The Edwardian style of jewelry and fashion was not particularly long, but it did make its mark in a lasting way that still influences designers and collectors today. The period lasted for roughly a decade—from 1901 until 1910. Some jewelry experts date it until the beginning of World War I. Just as the Victorian style was greatly influenced by Queen Victoria of England, the Edwardian style took its fashion cues from Queen Alexandra, the wife of English King Edward.
Known in England as the Edwardian style, this opulent and elegant era also coincided with the Belle Époque, the name of the era as it was known in France as well as the rest of Europe. While the Edwardian style had its roots in the Art Nouveau period of the 1890s, it is marked by a decided shift to more modern materials and motifs. New alloys were created at this time even though designers refined their jewels to show less metal and more gem. Diamonds and pearls were considered hallmark gems of this era just as white on white designs were regarded as supremely elegant. Amethysts, favorite gems of the queen, were also widely showcased in designs.
Platinum was immensely popular during the Edwardian period. Although it was expensive, it was preferred for its strength; its strength also meant that less of it was needed than other metals to hold a gem in place. People who couldn’t afford platinum favored white gold, a popular alloy developed during this period. These metals complemented the monochromatic designs that jewelers began to produce. Jewels that dazzled the eye with their brilliance and glamour were all the rage in England, Continental Europe, and America.
While monochromatic design schemes often symbolized the luxury associated with this era, garlands and bows were also popular jewelry motifs. Influenced by the Rococo art period, Edwardian jewelry pieces also frequently featured floral swags, wreaths, ribbons, and filigree work. Moreover, some designers favored a decidedly Indian influence to mark Queen Alexandra’s fascination with India and its styles. For this reason, hair jewelry often showcased fancy feathers of exotic birds like peacocks and ostriches.

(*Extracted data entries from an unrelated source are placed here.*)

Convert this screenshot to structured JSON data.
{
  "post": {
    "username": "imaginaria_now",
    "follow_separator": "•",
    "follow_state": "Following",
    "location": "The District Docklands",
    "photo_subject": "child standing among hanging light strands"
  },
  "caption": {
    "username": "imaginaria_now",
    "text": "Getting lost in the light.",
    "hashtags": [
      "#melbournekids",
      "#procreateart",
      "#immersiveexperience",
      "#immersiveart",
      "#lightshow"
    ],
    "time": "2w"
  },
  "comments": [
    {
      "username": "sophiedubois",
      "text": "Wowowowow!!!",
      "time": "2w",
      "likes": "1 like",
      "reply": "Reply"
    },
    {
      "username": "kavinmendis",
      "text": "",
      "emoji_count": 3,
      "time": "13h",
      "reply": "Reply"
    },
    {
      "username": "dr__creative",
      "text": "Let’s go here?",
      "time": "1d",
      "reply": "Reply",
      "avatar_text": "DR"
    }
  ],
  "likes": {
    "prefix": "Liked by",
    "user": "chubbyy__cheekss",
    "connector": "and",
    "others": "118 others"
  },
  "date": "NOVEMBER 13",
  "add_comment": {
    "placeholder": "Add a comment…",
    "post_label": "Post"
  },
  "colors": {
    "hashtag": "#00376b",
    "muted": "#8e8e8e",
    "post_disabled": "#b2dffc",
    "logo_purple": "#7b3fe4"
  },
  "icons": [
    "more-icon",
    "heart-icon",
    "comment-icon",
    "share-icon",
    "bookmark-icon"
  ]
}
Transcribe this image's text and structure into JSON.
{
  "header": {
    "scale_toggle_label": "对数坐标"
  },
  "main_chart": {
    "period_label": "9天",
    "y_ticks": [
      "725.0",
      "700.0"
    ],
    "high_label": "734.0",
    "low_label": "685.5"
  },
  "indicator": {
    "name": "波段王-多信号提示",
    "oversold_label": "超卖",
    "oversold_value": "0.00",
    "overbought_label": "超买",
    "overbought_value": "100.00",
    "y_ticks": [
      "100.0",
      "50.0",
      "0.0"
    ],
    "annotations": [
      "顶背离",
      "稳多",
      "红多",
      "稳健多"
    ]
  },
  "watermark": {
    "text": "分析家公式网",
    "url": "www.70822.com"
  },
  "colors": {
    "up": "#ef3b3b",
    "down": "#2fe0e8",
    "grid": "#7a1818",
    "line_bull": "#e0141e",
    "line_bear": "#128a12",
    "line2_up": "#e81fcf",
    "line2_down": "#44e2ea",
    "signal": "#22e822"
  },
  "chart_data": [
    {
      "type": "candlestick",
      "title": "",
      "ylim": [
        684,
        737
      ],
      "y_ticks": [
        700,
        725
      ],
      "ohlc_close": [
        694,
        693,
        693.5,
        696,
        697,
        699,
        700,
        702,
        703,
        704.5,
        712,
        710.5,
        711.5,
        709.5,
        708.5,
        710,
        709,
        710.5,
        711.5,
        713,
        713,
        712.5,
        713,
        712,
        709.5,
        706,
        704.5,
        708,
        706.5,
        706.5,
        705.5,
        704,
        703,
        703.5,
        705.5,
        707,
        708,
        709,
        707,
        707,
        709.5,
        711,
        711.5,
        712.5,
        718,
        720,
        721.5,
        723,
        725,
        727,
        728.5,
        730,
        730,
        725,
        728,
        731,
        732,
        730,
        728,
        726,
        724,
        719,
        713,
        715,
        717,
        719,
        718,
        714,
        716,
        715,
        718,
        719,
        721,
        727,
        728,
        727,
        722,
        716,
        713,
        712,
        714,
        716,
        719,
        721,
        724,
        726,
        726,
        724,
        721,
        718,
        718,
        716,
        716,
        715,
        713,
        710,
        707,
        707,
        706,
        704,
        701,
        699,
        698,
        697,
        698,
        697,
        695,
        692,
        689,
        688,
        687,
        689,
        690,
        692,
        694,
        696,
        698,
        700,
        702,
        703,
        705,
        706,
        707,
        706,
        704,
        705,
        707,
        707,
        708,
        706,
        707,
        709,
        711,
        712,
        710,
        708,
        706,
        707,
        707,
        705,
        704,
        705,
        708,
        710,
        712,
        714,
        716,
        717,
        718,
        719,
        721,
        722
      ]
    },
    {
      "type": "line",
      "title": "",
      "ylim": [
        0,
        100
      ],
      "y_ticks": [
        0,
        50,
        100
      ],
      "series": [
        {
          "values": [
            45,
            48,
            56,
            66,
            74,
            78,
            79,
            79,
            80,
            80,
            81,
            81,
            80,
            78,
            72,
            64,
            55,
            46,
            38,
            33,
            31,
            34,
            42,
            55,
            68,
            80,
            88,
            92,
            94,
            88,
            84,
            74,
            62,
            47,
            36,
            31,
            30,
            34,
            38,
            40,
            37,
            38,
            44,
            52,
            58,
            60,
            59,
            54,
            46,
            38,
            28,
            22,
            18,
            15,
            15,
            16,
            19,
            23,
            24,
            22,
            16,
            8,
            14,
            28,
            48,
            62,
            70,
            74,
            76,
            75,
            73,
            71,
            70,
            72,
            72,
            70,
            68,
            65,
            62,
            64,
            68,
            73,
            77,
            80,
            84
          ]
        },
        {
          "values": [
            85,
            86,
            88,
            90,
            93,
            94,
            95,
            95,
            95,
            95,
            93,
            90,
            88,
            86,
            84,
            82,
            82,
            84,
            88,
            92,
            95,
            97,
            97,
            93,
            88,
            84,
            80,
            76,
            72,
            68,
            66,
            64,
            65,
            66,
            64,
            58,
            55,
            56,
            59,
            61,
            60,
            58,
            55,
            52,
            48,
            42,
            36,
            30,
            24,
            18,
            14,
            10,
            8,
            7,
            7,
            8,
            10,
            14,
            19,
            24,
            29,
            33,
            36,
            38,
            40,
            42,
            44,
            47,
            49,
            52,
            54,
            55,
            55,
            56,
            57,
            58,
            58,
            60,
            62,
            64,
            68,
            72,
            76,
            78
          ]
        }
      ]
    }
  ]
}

Necklaces such as long ropes of pearls, lariats, and chokers were widely worn during the Edwardian years. The dog-collar necklace appeared initially in France during the middle of the nineteenth century, but it became popular in England during the Edwardian period, in particular. Brooches and pendants were often prominently displayed atop the low necklines of Edwardian evening wear and chatelaines enjoyed a resurgence of popularity under the influence of Queen Alexandra.
The necklace known as the lavaliere was one of the Edwardian period’s most popular types of jewels. Typically seen as a pendant displayed from a long chain, the lavaliere was designed in many different styles; some were adapted to the lariat form while still others might showcase very ornate pendants with sliding parts. Lockets continued in popularity during the Edwardian age, but were markedly smaller than their Victorian predecessors. Other popular Edwardian jewelry pieces included chatelettes, festoon necklaces, and bangle bracelets.
Revered for its opulent and sophisticated style, Edwardian jewelry is prized by collectors today. Edward died in 1910 and the subsequent war years ushered in dramatic shifts in fashion styles as well as materials. Even so, today’s designers often feature elements of Edwardian style in their modern designs to pay homage to the era’s glamour and beauty.